New York courts "routinely apply the law of the place where the evidence in question will be introduced at trial or the location of the discovery proceeding when deciding privilege issues" (People v Greenberg, 50 AD3d 195, 198 [1st Dept 2008] [internal quotation marks omitted], lv dismissed 10 NY3d 894 [2008]). However, there are circumstances in which an interest-balancing analysis is properly undertaken to decide whether another state's law should govern the evidentiary privilege (see Peerenboom v Marvel Entertainment, LLC, 148 AD3d 531, 532-533 [1st Dept 2017]; First Interstate Credit Alliance v Andersen & Co., 150 AD2d 291 [1st Dept 1989]). This is a case that presents such circumstances (see Ambac Fin. Servs., LLC v Bay Area Toll Auth., 2010 WL 3260146, 2010 US Dist LEXIS 81487 [SD NY 2010] [applying claim of privilege under Wis Stat § 601.465]).
Moreover, as in Bay Area Toll Auth., in this case, the balance of interests favors the application of the statutory privilege. Contrary to defendant's argument, Supreme Court correctly found that, in these circumstances, New York's interest in the full disclosure of information needed to allow a defendant to mount a defense in court is outweighed by Wisconsin's interest, embodied in Wisconsin Statutes § 601.465, in its regulation of insurance. The communications at issue, while relevant to the underlying litigation to the extent they relate to the securitization trusts, certificates and insurances policies, were generated as part of OCI's investigation, regulation, and rehabilitation of Ambac.
Contrary to defendant's contentions, this Court's decision in Matter of People v PriceWaterhouseCoopers, LLP (150 AD3d 578 [1st Dept 2017], lv denied 29 NY3d 1117 [2017]) should not be read as rejecting any requirement of an interest-balancing analysis in deciding which state's law governs privilege issues where New York is the place of trial and the discovery proceeding.
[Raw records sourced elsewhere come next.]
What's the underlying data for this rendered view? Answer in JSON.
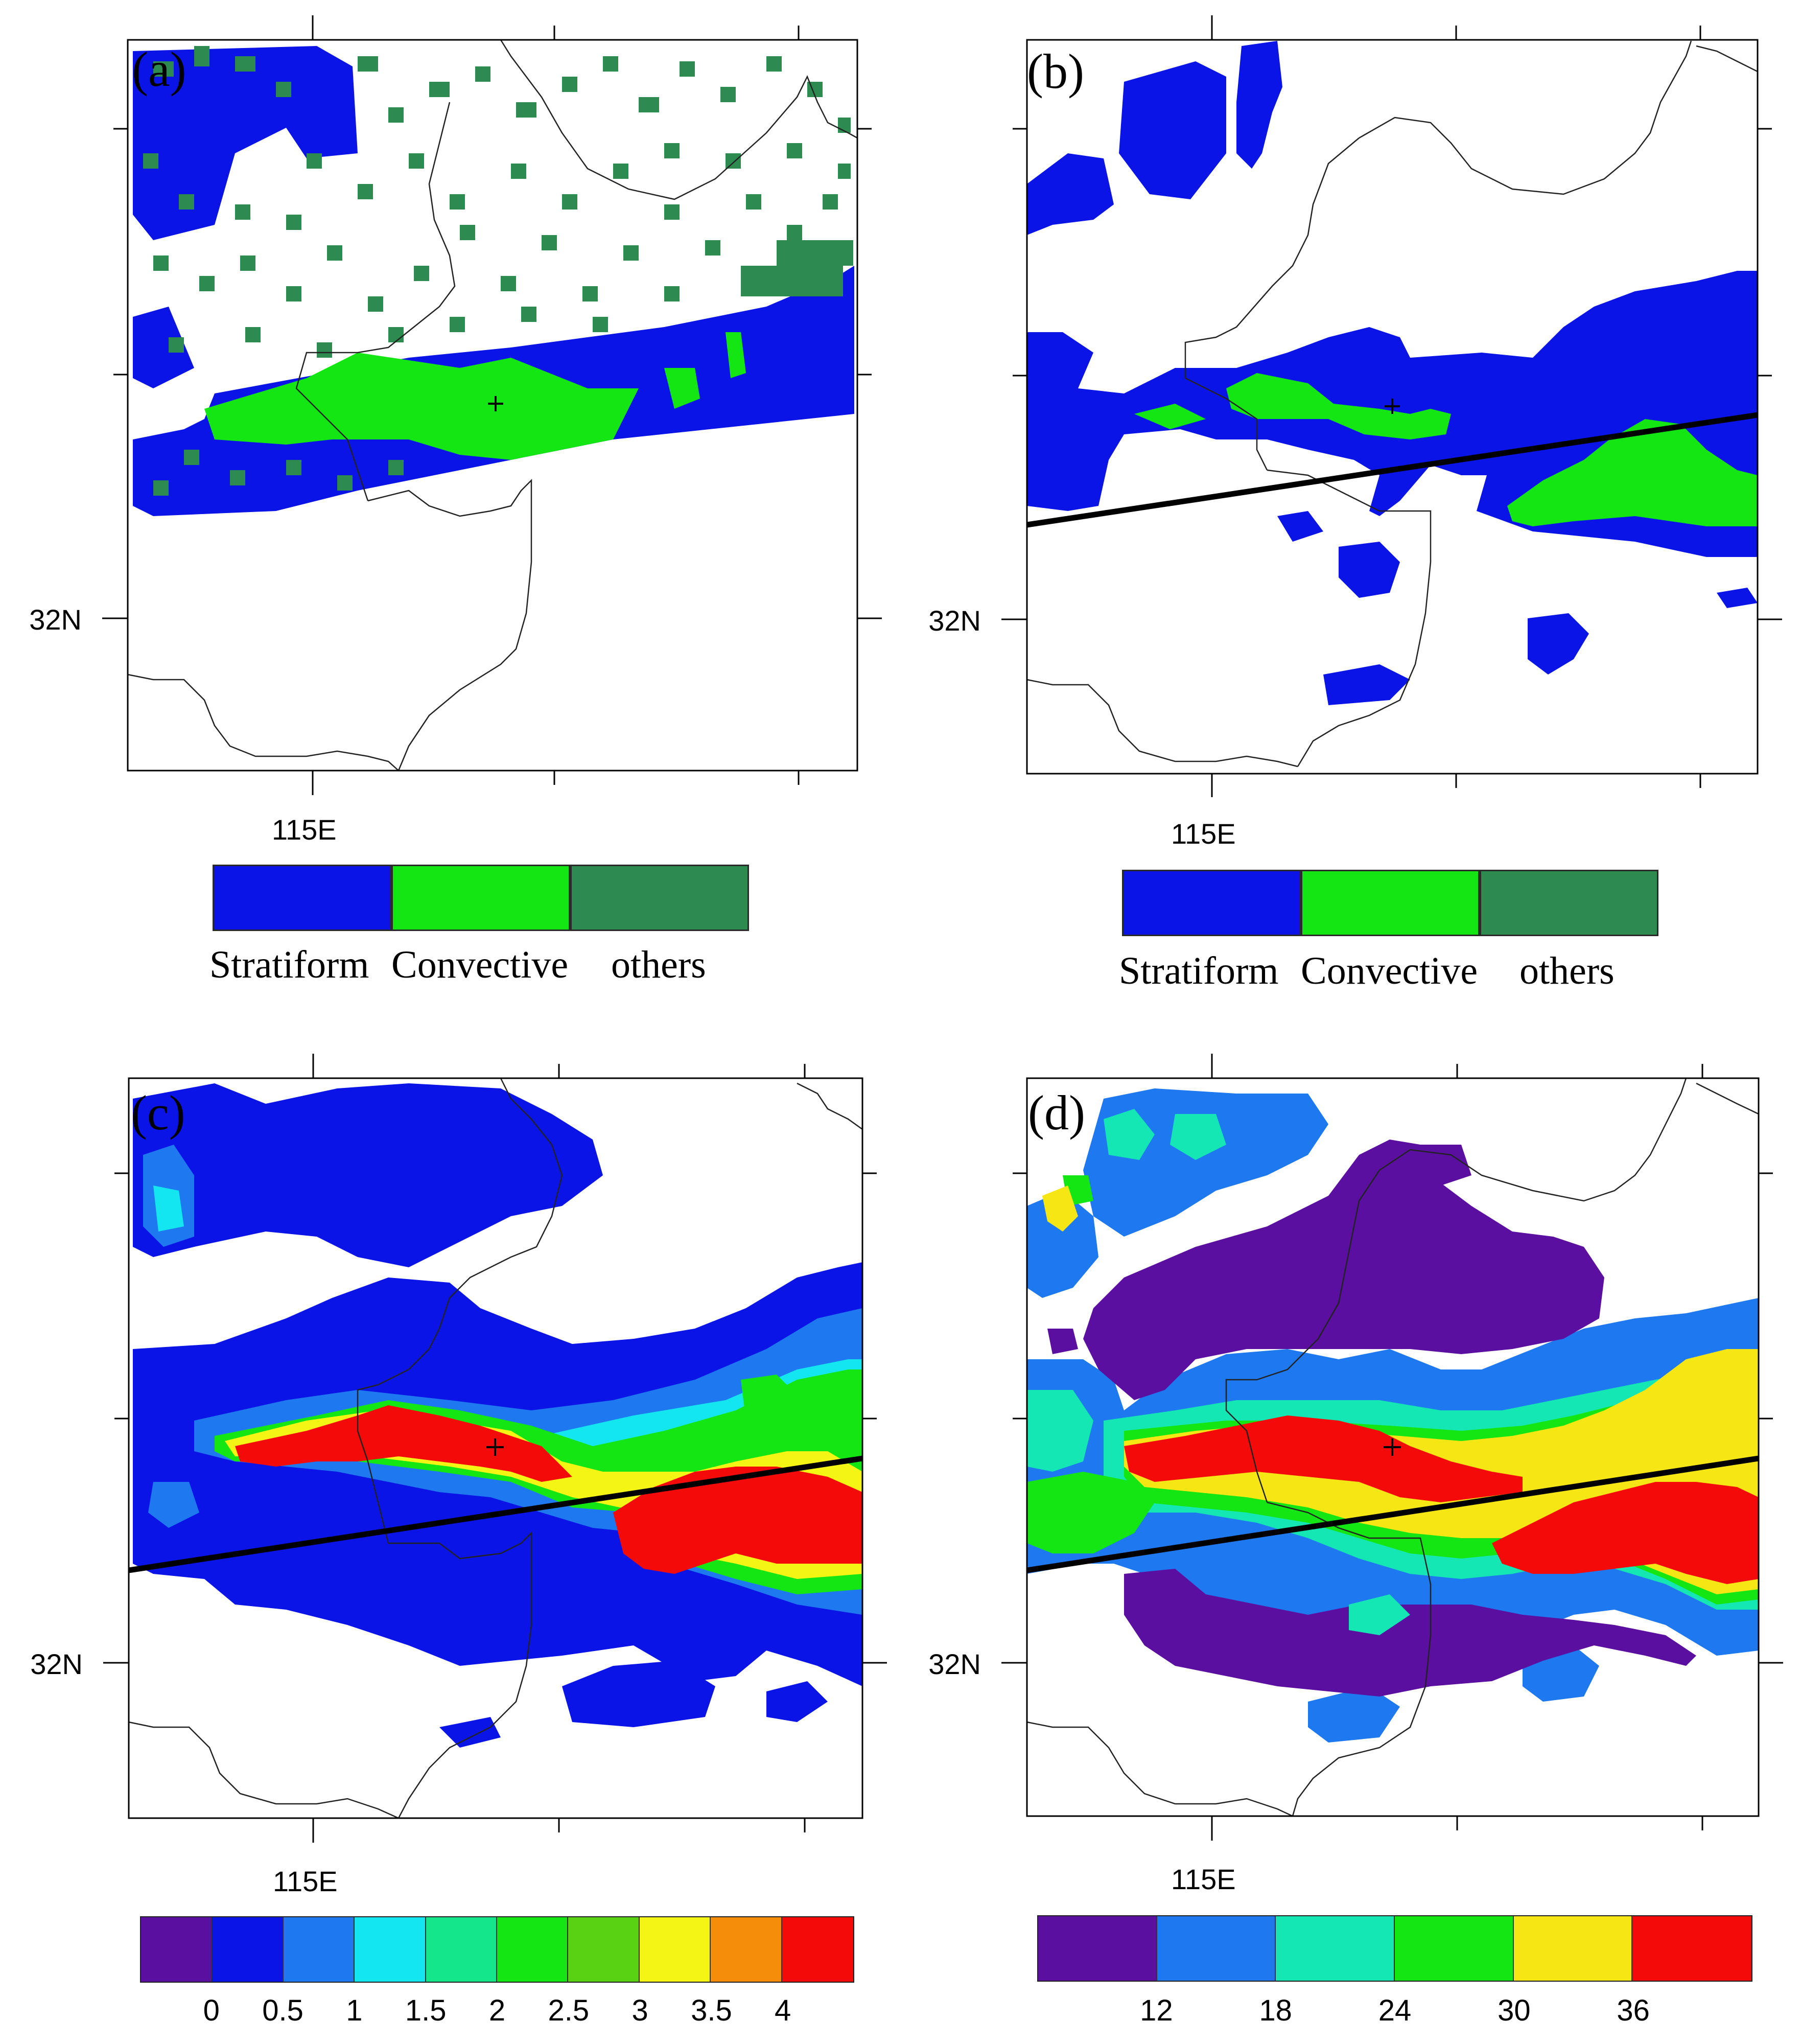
{
  "panels": {
    "a": {
      "label": "(a)",
      "lat_label": "32N",
      "lon_label": "115E"
    },
    "b": {
      "label": "(b)",
      "lat_label": "32N",
      "lon_label": "115E"
    },
    "c": {
      "label": "(c)",
      "lat_label": "32N",
      "lon_label": "115E"
    },
    "d": {
      "label": "(d)",
      "lat_label": "32N",
      "lon_label": "115E"
    }
  },
  "category_legend": {
    "items": [
      {
        "label": "Stratiform",
        "color": "#0a14e6"
      },
      {
        "label": "Convective",
        "color": "#14e614"
      },
      {
        "label": "others",
        "color": "#2e8b50"
      }
    ]
  },
  "legend_c": {
    "colors": [
      "#5a0fa0",
      "#0a14e6",
      "#1e78f0",
      "#14e6f0",
      "#14e68c",
      "#14e614",
      "#5ad214",
      "#f5f514",
      "#f58c0a",
      "#f50a0a"
    ],
    "ticks": [
      "0",
      "0.5",
      "1",
      "1.5",
      "2",
      "2.5",
      "3",
      "3.5",
      "4"
    ]
  },
  "legend_d": {
    "colors": [
      "#5a0fa0",
      "#1e78f0",
      "#14e6b4",
      "#14e614",
      "#f5e614",
      "#f50a0a"
    ],
    "ticks": [
      "12",
      "18",
      "24",
      "30",
      "36"
    ]
  },
  "map_colors": {
    "purple": "#5a0fa0",
    "blue": "#0a14e6",
    "light_blue": "#1e78f0",
    "cyan": "#14e6f0",
    "aqua": "#14e6b4",
    "green": "#14e614",
    "dark_green": "#2e8b50",
    "yellow": "#f5e614",
    "orange": "#f58c0a",
    "red": "#f50a0a"
  },
  "icons": {
    "center_marker": "plus-cross-marker"
  }
}
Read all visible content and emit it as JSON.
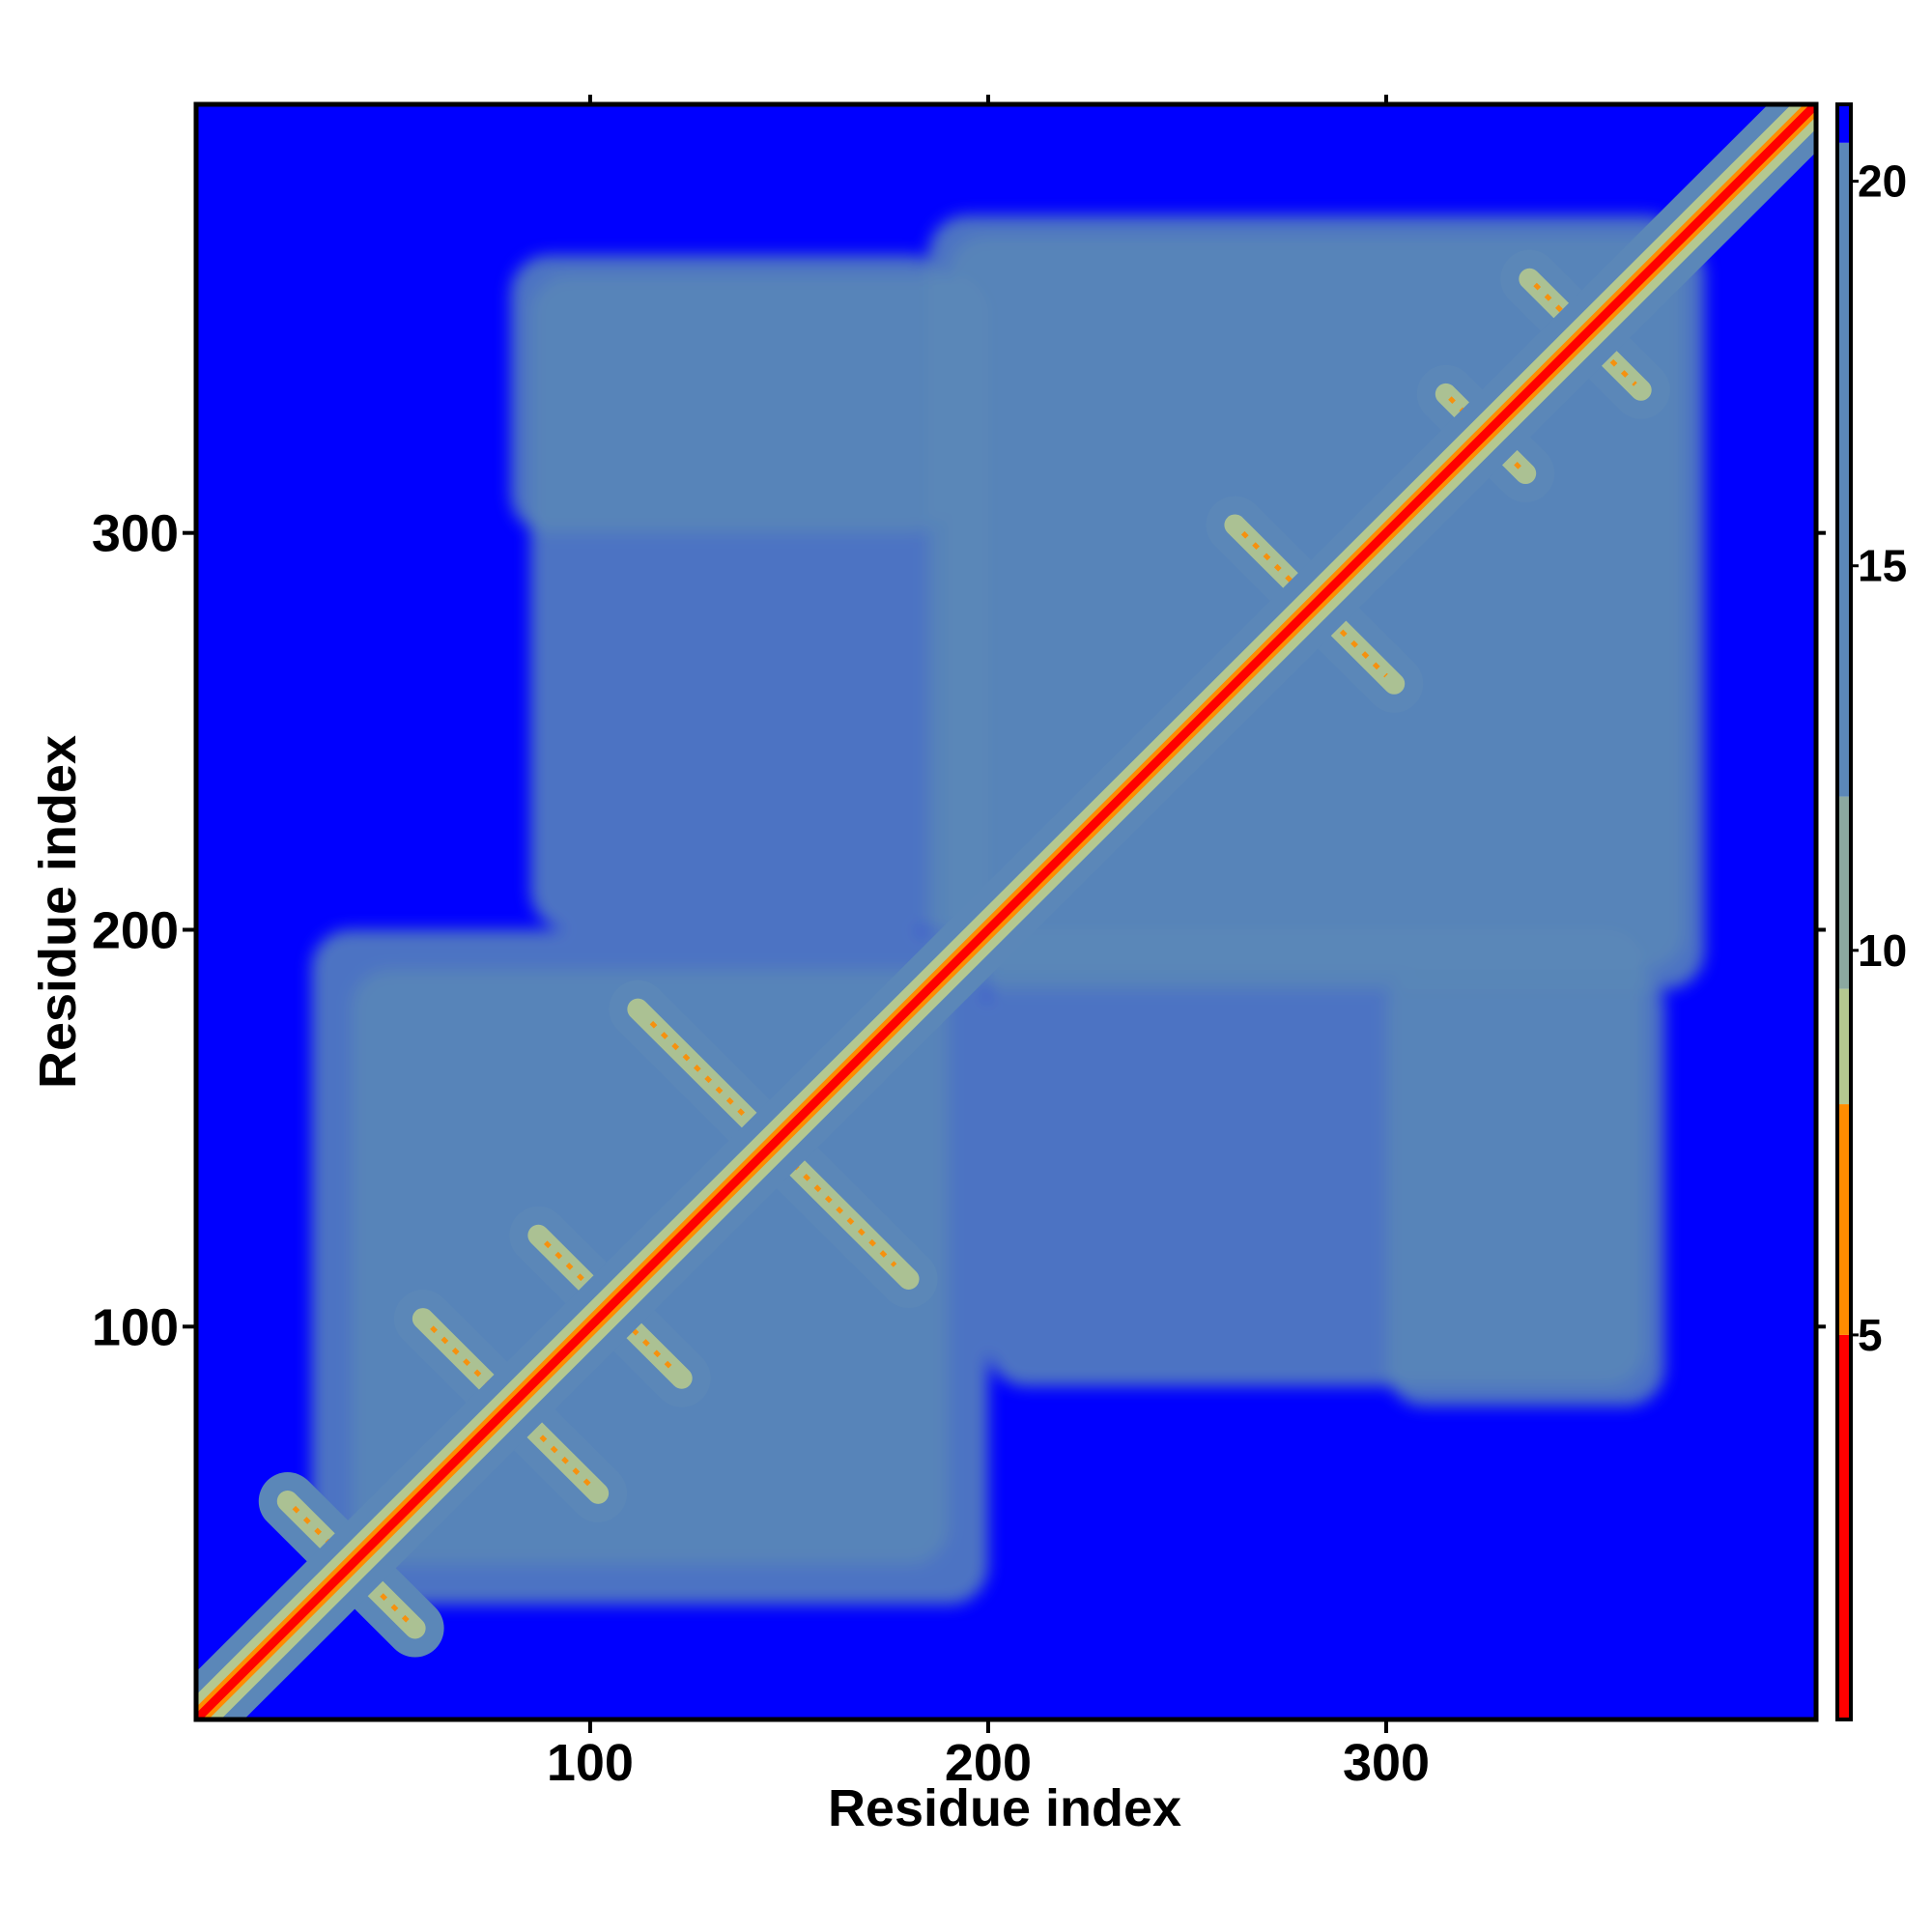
{
  "chart_data": {
    "type": "heatmap",
    "title": "",
    "xlabel": "Residue index",
    "ylabel": "Residue index",
    "xlim": [
      1,
      408
    ],
    "ylim": [
      1,
      408
    ],
    "x_ticks": [
      100,
      200,
      300
    ],
    "y_ticks": [
      100,
      200,
      300
    ],
    "x_tick_labels": [
      "100",
      "200",
      "300"
    ],
    "y_tick_labels": [
      "100",
      "200",
      "300"
    ],
    "colorbar": {
      "ticks": [
        5,
        10,
        15,
        20
      ],
      "tick_labels": [
        "5",
        "10",
        "15",
        "20"
      ],
      "range": [
        0,
        21
      ],
      "colors": [
        {
          "from": 0,
          "to": 5,
          "color": "#ff0000"
        },
        {
          "from": 5,
          "to": 8,
          "color": "#ff8c00"
        },
        {
          "from": 8,
          "to": 9.5,
          "color": "#b4c890"
        },
        {
          "from": 9.5,
          "to": 12,
          "color": "#8ba8a0"
        },
        {
          "from": 12,
          "to": 20.5,
          "color": "#5b87b8"
        },
        {
          "from": 20.5,
          "to": 21,
          "color": "#0000ff"
        }
      ]
    },
    "background_color": "#0000ff",
    "contact_color": "#5b87b8",
    "near_color": "#b4c890",
    "close_color": "#ff8c00",
    "diagonal_color": "#ff0000",
    "features": {
      "diagonal": {
        "from": 1,
        "to": 408
      },
      "cross_contacts": [
        {
          "center": [
            146,
            146
          ],
          "halfwidth": 34
        },
        {
          "center": [
            80,
            80
          ],
          "halfwidth": 22
        },
        {
          "center": [
            105,
            105
          ],
          "halfwidth": 18
        },
        {
          "center": [
            40,
            40
          ],
          "halfwidth": 16
        },
        {
          "center": [
            282,
            282
          ],
          "halfwidth": 20
        },
        {
          "center": [
            350,
            350
          ],
          "halfwidth": 14
        },
        {
          "center": [
            325,
            325
          ],
          "halfwidth": 10
        }
      ],
      "contact_regions": [
        {
          "x": [
            185,
            375
          ],
          "y": [
            190,
            380
          ]
        },
        {
          "x": [
            80,
            190
          ],
          "y": [
            300,
            370
          ]
        },
        {
          "x": [
            200,
            365
          ],
          "y": [
            85,
            200
          ]
        },
        {
          "x": [
            30,
            190
          ],
          "y": [
            40,
            200
          ]
        }
      ]
    }
  }
}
Further, it is distinguishable from the instant case in that it involved the interests of the New York State Attorney General but not those of a governmental agency of a different state, and thus did not implicate real issues of interstate comity.
THIS CONSTITUTES THE DECISION AND ORDER
OF THE SUPREME COURT, APPELLATE DIVISION, FIRST DEPARTMENT.